[CTF] Proxy for Life

Enumeration#

From the Dockerfile, we know that the objective is to obtain a flag provided as a CLI parameter to a go HTTP server:

RUN go build -o main .
# ...
CMD ["./main", "--FLAG=AKASEC{REDACTED}"]

The app fetches the contents of the provided URL and renders it into a Result div.

In case of an error, the error message is rendered instead.

{{if .error}}
<div class="alert alert-danger mt-4">{{.error}}</div>
{{end}} {{if .result}}
<div class="mt-4">
  <h2>Result:</h2>
  <div class="border p-3" style="height: 300px; overflow: auto">
    <div>{{.result}}</div>
  </div>
</div>
{{end}}

The URL is sanitized by the safeurl package (in the newest version). If it doesn’t match the set criteria, an error is rendered instead. Providing a port flagged the URL as dangerous.

From the route handlers, we know that the /flag route is where the --FLAG parameter is accessed. However, the tricky 1 == 0 condition always makes the app render Nahhhhhhh. This indicates that the /flag route is likely a red herring.

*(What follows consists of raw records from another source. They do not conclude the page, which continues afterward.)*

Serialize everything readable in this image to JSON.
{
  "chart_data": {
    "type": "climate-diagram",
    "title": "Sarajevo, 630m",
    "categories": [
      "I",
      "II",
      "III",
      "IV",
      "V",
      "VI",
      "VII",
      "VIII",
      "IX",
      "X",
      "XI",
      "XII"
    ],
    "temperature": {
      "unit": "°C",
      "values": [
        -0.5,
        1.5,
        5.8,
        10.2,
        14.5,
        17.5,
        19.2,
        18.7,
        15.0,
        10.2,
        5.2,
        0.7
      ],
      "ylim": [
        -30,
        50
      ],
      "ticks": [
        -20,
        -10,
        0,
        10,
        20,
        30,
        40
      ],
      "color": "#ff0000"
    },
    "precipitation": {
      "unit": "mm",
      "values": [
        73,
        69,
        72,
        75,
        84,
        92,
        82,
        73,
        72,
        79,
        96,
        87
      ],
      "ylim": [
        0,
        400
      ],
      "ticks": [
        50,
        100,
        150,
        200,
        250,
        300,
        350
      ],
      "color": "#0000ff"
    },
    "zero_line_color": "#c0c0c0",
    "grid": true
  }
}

func flagHandler(w http.ResponseWriter, r *http.Request) {
	args := os.Args
	flag := args[1]

	if 1 == 0 { // can you beat this :) !?
	    fmt.Fprint(w, flag)
	} else {
	    fmt.Fprint(w, "Nahhhhhhh")
	}
}

func main() {
    http.HandleFunc("/", indexHandler)
    http.HandleFunc("/flag", flagHandler)
    http.ListenAndServe(":1339", nil)
}

Another important aspect is the indexHandler that handles all routes that don’t match /flag, with no 404 page provided.

When we request GET /, only the form is rendered. Upon requesting POST / url=http://example.com, the result is fetched and rendered.

func indexHandler(w http.ResponseWriter, r *http.Request) {
    if r.Method == http.MethodPost {
        config := safeurl.GetConfigBuilder().
            Build()

        client := safeurl.Client(config)

        url := r.FormValue("url")

        _, err := client.Get(url)
        if err != nil {
            renderTemplate(w, "index", map[string]string{"error": "The URL you entered is dangerous and not allowed."})
            fmt.Println(err)
            return
        }

        resp, err := http.Get(url)
        if err != nil {
            fmt.Println(err)
            return
        }
        defer resp.Body.Close()

        body, _ := io.ReadAll(resp.Body)
        renderTemplate(w, "index", map[string]interface{}{"result": template.HTML(body)})
        return
    }

    renderTemplate(w, "index", nil)
}

One observation is that safeurl is only used to determine if the URL is safe, but the safe URL wasn’t reused for http.Get(url).

Exploitation#

I attempted many differed things.

Go Template Injection with:

{{ .os.Args[1] }}

was not possible due to template.HTML() being used for parsing the result body.

Trying path traversal also proved unsuccessful, as safeurl flagged it as dangerous. Even if we could bypass that, we would still end up at the intentionally broken /flag route.

Different protocols were also caught by safeurl - it only allows http and https by default. Not that I know what would I do next if that worked…

Despite the challenge’s name, attempting to build a reverse proxy in Golang didn’t succeed as well.

The only vulnerability I knew of was XSS, but it was not useful in this context. And searching for a 0day in net/http didn’t sound like a feasible solution.

After exhausting these options, I decided to rest for the day.

The next day, I ran the Docker image locally. I realized that the Dockerfile was copied into the image. I attempted to access it by exploiting the route handlers but found them virtually un-overridable.

After struggling for a few hours, I took a break and returned with a fresh perspective.

I delved into understanding how the used go packages function, as I had focused too much on html/template previously and neglected the other packages.

I then explored net/http/pprof used for debugging - jackpot!

ℹ️ Info

Package pprof serves via its HTTP server runtime profiling data in the format expected by the pprof visualization tool.

The package is typically only imported for the side effect of registering its HTTP handlers. The handled paths all begin with /debug/pprof/.

Given that it registers its handlers at /debug/pprof/, I investigated the path and, ultimately, found the solution:

Pwned#

Examining the path below revealed the CLI parameters used to start the app, and the flag was mine 💪

http://TARGET_IP:PORT/debug/pprof/cmdline?debug=1

ℹ️ Info

The challenge author notes that he forgot to bind /debug/pprof/cmdline to localhost:PORT making it public, which effectively rendered the challenge easier than intended.

If he didn’t forget, I would need to exploit the SSRF (probably proxying the url with sth like proxysite.cc would suffice. If not, then using the custom domain would).

Key takeaways#

• In CTF competitions, there are lots of dead ends that can consume a lot of time. This app turned out to be a one, giant red herring.
  • If one approach fails, pivot to another. You can always revisit the initial strategy.
• Always start a white-box challenge by examining its dependencies.